I’m moderating an event on digital technology and productivity later this month, and Noah Smith just published a great column on the topic, based largely off of a new paper by Erik Brynjolfsson, Daniel Rock and Chad Syverson. Here’s a key bit:
Often, when a very versatile new technology comes along, it takes a while before businesses figure out how to use it effectively. Electricity, as economist Paul David has documented, is a classic example. Simply adding electric power to factories made them a bit better, but the real gains came when companies figured out that changing the configuration of factories would allow electricity to dramatically speed production.

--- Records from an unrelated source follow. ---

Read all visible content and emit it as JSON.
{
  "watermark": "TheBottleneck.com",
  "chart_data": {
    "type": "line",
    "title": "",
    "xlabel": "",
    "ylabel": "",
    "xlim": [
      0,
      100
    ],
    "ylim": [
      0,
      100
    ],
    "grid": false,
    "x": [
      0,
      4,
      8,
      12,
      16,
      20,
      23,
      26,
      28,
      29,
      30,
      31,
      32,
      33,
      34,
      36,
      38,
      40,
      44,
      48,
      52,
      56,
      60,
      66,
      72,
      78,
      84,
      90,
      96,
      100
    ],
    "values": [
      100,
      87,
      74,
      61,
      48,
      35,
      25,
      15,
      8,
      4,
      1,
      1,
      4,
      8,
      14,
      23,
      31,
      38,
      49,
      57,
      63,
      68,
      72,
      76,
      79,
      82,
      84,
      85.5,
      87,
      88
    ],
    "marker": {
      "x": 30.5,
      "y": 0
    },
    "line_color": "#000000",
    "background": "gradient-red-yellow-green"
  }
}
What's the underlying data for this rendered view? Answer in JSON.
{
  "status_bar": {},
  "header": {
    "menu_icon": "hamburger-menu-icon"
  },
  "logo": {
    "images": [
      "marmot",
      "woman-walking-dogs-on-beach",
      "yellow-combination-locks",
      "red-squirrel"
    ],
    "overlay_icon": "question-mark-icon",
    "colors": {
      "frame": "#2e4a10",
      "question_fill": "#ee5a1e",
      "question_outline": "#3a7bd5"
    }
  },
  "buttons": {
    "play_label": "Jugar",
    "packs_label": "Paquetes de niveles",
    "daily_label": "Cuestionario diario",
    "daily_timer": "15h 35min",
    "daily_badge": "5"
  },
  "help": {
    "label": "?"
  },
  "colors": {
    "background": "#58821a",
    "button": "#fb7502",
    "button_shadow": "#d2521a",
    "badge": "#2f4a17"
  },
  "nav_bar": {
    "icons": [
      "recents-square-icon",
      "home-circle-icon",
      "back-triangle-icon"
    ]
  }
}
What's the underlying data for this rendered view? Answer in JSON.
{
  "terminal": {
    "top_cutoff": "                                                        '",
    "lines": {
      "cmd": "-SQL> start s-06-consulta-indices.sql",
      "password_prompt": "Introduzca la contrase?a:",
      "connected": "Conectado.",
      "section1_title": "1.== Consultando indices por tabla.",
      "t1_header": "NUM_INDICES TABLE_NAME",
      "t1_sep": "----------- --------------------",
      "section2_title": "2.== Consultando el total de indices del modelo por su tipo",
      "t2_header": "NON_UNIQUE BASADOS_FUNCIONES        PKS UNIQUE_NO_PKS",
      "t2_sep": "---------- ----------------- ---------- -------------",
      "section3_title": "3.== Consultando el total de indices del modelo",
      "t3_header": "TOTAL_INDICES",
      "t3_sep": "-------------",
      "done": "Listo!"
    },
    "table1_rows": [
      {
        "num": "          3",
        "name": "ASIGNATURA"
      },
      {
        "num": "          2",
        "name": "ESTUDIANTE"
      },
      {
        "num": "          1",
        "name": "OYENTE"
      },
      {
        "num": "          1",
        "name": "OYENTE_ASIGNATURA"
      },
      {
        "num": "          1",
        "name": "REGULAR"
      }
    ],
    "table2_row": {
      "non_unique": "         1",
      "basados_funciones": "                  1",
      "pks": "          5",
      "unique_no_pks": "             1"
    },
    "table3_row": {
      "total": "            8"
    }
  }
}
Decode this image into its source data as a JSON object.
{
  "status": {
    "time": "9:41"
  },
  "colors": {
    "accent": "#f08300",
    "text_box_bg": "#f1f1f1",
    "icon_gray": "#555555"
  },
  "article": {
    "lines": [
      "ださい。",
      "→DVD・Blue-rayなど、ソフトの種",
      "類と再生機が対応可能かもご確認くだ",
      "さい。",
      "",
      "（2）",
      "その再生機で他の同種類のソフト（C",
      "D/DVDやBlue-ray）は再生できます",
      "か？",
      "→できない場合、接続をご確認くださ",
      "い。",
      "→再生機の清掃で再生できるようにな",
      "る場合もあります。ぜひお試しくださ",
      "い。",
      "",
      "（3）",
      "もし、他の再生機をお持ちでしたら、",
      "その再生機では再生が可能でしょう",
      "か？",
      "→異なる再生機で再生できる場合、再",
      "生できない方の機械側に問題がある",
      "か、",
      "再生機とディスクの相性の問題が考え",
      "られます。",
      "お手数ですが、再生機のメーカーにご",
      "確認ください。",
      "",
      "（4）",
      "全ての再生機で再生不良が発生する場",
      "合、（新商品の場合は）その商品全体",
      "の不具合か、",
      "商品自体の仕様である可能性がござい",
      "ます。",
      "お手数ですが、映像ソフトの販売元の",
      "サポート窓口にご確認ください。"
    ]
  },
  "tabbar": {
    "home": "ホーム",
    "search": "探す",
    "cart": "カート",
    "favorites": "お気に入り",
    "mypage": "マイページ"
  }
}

Machine learning, Brynjolfsson et al. say, will be much the same. Because it’s such a general-purpose technology, companies will eventually find whole new ways of doing business that are built around it. On the production side, they’ll move beyond obvious things like driverless cars, and create new gadgets and services that we can only dream of. And machine learning will also lead to other new technologies, just as computer technology and the internet led to machine learning.
This is the idea behind Michael Hammer’s vision of “reengineering”:
It is time to stop paving the cow paths. Instead of embedding outdated processes in silicon and software, we should obliterate them and start over.
It’s also closely related to Rebecca Henderson’s idea of architectural innovation; she argues that incumbent firms are quite bad at changing their architecture in response to new technologies.
If you combine the power of reengineering with the idea that incumbents struggle to do it, you end up with something like Chris Dixon’s full-stack startup idea, which, sure enough, others are applying to machine learning companies.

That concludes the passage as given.